OMÜ Mühendislik Fakültesi Dekanı ve TÜBİTAK Proje Yarışları Samsun Bölge Koordinatörü Prof. Dr. Yıldıray Topcu ise "Yarışmanın 19. yılında, bölgemizde 10 farklı alanda; biyoloji 352, coğrafya 132, kıymetler eğitimi 372, fizik 138, kimya 99, matematik 291, tarih 121, teknolojik tasarım 409, Türkçe 210, yazılım 126 olmak üzere toplam 2 bin 250; Türkiye genelinde ise 13 bin 918 proje başvurusu yapılmıştır. Bu projeler 9 bin 320 erkek ve 11.406 kız öğrenci olmak üzere toplam 20 bin 726 öğrencimizin ve danışman öğretmenlerinin emeğiyle hazırlanmıştır. Samsun bölgesi, proje müracaat sayıları açısından 12 bölge ortasında 2. sırada yer almıştır.
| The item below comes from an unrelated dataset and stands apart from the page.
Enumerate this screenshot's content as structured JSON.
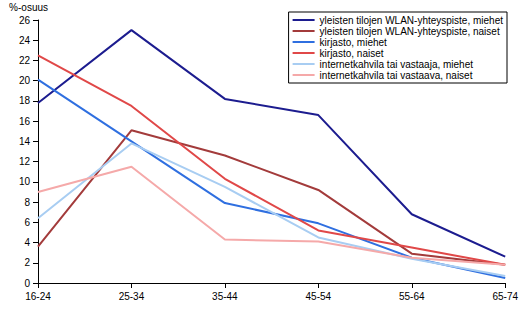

Bölgemizi oluşturan vilayetlerden Ordu bin 34 proje müracaatıyla Türkiye genelinde 3., Samsun ise 737 proje müracaatıyla Türkiye genelinde 5. vilayet olmuştur. Projelerin ön inceleme ve ön kıymetlendirme kademelerinde 29 farklı üniversiteden, 118 öğretim üyesi misyon almıştır. Her bir proje kendi alanındaki üç heyet üyesi tarafından değerlendirilmiştir. TÜBİTAK’ın düzenlemiş olduğu bu proje yarışlarının temel gayesi, gençlerimizi düşünmeye, müşahede yapmaya, merak etmeye, merak ettiklerini araştırmaya teşvik ederek gelecekte karşılaşacakları sorunlara tahliller üretebilen, 21. yüzyıl hünerlerine sahip bireylerin yetişmesini sağlamaktır. Yarış sonunda verilen mükafatlar, bu sürecin emeli değil, gençlerimizi bilimsel çalışma yapmaya motive eden bir araçtır. En kıymetli ödül, öğrenci ve danışman öğretmenlerimizin proje sürecindeki kazanımlarıdır" diye konuştu.
Proje kapsamında çalışmaları sergilenen öğrenciler, ziyaretçilere projeleri hakkında bilgi verirken, müsabakanın kendileri ve iştirakçiler açısından hem eğitici hem de eğlenceli bir aktiviteye dönüştüğüne dikkat çektiler.
29 farklı üniversiteden, 118 öğretim üyesinin vazife alarak sergilenmeye uygun gördüğü projeleri belirlediği stant, 10 Nisan’a kadar ziyaret edilebilecek. Stant açılışına Vilayet Ulusal Eğitim Müdürü Dr. Murat Ağar da katıldı.

Yorum Yaz

Gönderdiğiniz yorum moderasyon ekibi tarafından incelendikten sonra yayınlanacaktır.